ILA Core Parameters and ConnectionsStep 8

Insert an ICON and ILA core into the design netlist using Chipscope-Pro Core Inserter. Connect the output of the accumulator to the trigger and input data ports of the ILA core.

Double-click the mac_cs.cdc file in the sources in project window to open the core inserter project.

Figure 12-14. Chipscope Pro Core Inserter

Projects saved in the Core Inserter hold all relevant information about source files, destination files, destination files, core parameters and core settings.

Click <next>. Leaving the Disable JTAG Clock BUFG Insertion option unchecked, click New ILA Unit. Notice in the left hand window how an instance of the ILA core, U0:ILA, is added to the system.

Figure 12-15. Insert the New ILA Unit

Note: Disabling the JTAG clock BUFG insertion causes the ISE tools to route the JTAG clock using normal routing resources instead of global clock routing resources. This option should only be selected of global routing resources are scarce.

Click <next> to setup the trigger parameters

Each ILA or ILA/ATC core can have up to 16 separate trigger ports that can be setup independently. The individual trigger ports are buses that are made up of individual signals or bits that can range from 1 to 256 bits. Each trigger port can be connected to 1 to 16 match units. A match unit is a comparator that is connected to a trigger port and is used to detect events on that trigger port. The results of one or more match units are combined together to form the overall trigger condition event that is used to control the capturing of data. The different comparisons or match functions that can be performed by the trigger port match units depend on the type of match unit. The ILA and ILA/ITC cores support six types of match units.
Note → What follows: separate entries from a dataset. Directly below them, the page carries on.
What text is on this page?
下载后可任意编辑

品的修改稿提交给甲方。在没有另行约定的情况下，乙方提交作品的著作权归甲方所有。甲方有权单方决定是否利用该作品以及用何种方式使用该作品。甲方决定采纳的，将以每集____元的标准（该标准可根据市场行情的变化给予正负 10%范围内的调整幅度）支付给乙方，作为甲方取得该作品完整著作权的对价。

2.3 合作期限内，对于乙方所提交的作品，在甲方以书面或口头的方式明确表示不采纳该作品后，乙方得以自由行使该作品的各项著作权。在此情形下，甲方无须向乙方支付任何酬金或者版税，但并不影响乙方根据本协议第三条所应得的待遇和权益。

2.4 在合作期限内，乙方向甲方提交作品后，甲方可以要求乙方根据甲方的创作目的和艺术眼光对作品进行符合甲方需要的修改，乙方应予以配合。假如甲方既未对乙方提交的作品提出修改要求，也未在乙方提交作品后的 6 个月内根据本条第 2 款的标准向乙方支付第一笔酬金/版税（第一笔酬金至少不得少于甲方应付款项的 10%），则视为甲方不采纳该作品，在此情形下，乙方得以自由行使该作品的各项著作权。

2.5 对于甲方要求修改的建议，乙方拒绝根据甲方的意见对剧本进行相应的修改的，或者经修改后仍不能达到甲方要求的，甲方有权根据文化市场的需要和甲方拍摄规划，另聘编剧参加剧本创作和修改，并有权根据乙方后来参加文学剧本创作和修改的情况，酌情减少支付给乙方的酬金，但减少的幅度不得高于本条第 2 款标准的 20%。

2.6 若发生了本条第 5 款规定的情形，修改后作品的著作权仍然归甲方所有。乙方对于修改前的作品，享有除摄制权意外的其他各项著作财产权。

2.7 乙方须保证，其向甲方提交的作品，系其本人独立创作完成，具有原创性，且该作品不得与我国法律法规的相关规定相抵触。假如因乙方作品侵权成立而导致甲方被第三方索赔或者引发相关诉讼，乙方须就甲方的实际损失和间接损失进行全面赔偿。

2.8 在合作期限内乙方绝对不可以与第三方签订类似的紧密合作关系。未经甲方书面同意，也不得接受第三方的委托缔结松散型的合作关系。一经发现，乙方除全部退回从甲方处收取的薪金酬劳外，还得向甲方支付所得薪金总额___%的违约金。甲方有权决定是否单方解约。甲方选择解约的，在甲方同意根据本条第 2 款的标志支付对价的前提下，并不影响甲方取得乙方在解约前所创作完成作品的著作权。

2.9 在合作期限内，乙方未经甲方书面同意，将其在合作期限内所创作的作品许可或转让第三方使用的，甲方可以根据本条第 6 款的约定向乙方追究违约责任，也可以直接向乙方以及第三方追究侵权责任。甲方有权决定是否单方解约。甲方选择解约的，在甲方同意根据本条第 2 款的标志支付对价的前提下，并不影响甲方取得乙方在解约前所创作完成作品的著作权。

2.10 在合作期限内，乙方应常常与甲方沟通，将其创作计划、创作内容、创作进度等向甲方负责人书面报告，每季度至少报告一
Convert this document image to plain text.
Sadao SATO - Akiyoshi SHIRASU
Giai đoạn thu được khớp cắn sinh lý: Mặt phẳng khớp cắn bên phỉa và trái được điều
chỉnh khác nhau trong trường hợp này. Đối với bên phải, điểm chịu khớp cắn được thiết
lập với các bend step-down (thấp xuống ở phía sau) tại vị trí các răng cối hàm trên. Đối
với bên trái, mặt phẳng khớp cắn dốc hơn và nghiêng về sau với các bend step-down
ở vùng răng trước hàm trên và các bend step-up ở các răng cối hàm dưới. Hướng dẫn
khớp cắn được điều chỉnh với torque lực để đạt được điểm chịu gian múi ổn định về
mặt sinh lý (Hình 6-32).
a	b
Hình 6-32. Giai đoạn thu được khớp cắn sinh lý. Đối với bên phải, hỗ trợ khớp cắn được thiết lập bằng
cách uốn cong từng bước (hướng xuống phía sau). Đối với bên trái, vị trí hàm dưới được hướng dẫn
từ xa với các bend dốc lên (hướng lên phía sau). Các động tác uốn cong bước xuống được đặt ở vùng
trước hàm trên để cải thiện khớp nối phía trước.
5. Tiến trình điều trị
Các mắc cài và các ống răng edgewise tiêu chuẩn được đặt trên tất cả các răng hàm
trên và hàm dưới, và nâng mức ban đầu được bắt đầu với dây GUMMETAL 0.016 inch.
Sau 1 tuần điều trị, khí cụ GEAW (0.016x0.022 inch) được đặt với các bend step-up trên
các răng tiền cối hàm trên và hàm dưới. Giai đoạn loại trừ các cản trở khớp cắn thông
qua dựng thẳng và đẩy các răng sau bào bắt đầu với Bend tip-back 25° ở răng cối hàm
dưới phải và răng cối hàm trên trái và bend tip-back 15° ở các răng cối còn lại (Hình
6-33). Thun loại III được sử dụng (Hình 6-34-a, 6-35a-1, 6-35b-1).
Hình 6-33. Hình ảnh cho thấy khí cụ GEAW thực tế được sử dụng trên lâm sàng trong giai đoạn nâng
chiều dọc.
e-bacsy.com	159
Set the following ILA trigger parameters as follows and then click <next>

Trigger Input and Match Unit Settings

Number of trigger ports: 2
TRIG0:

Trigger width: 1

# Match Units: 1

Counter Width: disabled

Match type: extended

TRIG1:

Trigger width: 1

# Match Units: 1

Counter Width: disabled

Match type: extended

Trigger Condition Settings

Enable Trigger Sequencer: checked

Max Number of Sequencer Levels: 2

Storage Qualification Condition Settings

Enable Storage Qualification: unchecked

Figure 12-16. Trigger Parameters

The maximum number of data sample words that the ILA core can store in the sample buffer is called the data depth. The data depth determines the number of data width bits contributed by each block RAM unit used by the ILA unit. The maximum number of data sample words that can be captured depends on the number and size of block RAM, which varies according to device family and density.

Set the following options and click <next>

Data Depth: 512
Sample On: Rising clock edge
Data Same as Trigger Port: unchecked
Data Width: 47

Figure 12-17. Capture Parameters

The net connections tab allows you to choose the signals to connect to the ILA or ILA/ATC core. If trigger is separate from data, then clock, trigger, and data must be specified. Connections that have not been made will appear in red.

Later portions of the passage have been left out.